A different sort of silence to the one Avery grew up with, but the loneliness mirrors between us.
“My dad’s throwing my mom this birthday party.
I haven’t told them what’s happening and I’m dreading it.
He’s been on my ass more than usual since I got access to the trust fund my granddad left me.
I think he knows he’s losing his power over me and he’s scrambling.
If I show up without Avery, he’ll pounce, and I’m not sure if I’ll be able to get out of his web again,” I rush out in one breath.
The truth pours out of me, and sharing it lightens a little of the weight I’ve been carrying.
“My dad is…a tyrant, to say the least. He was always this huge, imposing man when I was younger, and even when I got physically larger than him, he somehow still made me feel small. Saying no to him isn’t easy.
It never has been, and I worry that I won’t be able to this time.
Usually I have Avery, and while they tolerate her presence at best, they leave me alone with her around.
” I brush my hair back from my eyes, then drop my arms, trying to shake out the tension trapped all over my body nowadays.

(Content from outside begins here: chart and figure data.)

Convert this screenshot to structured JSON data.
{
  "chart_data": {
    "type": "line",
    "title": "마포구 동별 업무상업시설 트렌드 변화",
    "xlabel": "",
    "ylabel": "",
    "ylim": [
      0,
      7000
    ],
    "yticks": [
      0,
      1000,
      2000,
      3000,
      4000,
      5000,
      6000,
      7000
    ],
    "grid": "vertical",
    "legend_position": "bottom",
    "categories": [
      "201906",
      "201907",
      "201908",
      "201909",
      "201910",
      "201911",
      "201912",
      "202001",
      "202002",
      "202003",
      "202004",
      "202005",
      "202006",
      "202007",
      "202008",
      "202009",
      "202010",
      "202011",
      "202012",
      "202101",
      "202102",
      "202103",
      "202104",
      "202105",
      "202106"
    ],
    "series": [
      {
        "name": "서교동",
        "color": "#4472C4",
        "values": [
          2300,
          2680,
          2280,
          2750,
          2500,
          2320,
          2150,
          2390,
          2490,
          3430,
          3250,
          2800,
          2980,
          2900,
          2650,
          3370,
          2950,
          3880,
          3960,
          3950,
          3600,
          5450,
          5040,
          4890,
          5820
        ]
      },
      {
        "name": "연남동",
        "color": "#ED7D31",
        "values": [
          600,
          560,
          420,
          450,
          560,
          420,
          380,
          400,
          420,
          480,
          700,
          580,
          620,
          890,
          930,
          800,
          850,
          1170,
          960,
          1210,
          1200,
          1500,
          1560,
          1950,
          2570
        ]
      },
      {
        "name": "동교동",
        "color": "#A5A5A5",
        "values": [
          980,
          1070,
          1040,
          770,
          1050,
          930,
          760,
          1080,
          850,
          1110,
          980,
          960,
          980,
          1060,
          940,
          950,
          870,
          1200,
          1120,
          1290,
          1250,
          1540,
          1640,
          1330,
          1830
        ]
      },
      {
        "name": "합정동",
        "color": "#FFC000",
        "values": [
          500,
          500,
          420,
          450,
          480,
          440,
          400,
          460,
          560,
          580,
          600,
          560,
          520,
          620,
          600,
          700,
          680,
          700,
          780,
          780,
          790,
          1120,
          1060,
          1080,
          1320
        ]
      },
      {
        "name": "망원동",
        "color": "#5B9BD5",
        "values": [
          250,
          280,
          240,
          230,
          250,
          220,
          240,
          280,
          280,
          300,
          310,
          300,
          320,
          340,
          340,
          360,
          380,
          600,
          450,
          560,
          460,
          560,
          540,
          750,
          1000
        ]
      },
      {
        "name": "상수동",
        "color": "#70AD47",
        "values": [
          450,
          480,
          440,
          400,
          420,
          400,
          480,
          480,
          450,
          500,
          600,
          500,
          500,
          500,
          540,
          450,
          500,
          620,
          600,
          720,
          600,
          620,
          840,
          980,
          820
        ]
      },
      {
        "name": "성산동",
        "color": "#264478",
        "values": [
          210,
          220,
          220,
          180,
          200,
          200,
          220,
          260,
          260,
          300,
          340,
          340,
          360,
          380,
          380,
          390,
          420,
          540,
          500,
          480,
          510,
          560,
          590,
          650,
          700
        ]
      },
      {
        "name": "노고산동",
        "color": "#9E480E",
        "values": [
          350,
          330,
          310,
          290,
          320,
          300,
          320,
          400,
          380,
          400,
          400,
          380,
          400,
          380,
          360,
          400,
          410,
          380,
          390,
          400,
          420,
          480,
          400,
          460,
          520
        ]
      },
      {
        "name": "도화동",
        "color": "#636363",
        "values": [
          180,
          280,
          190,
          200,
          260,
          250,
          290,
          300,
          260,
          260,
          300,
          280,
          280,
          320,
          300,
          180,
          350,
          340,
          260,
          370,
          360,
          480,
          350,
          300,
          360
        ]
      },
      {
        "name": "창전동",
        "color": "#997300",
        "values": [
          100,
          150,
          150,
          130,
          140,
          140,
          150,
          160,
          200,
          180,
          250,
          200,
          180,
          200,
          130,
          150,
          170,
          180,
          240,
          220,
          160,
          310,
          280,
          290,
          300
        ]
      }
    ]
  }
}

My friends both look at me solemnly, matching faces of understanding.
I don’t know if I have opened up to them like this before.
Sure, I’ve told them pieces—they know the gist of my dysfunctional relationship with my parents.
But they don’t know the way I feel bled dry after a single encounter with them.
The way I shut myself away until I am ready to face them again, all my problems shoved so far back in the recesses of my mind until I feel human again.
The way the broken side of me hides under a mask of indifference.
Marcus moves to speak, but before he gets a word out, I see the door open out of the corner of my eye. My head whips up in recognition as Morgan and Avery walk across the threshold.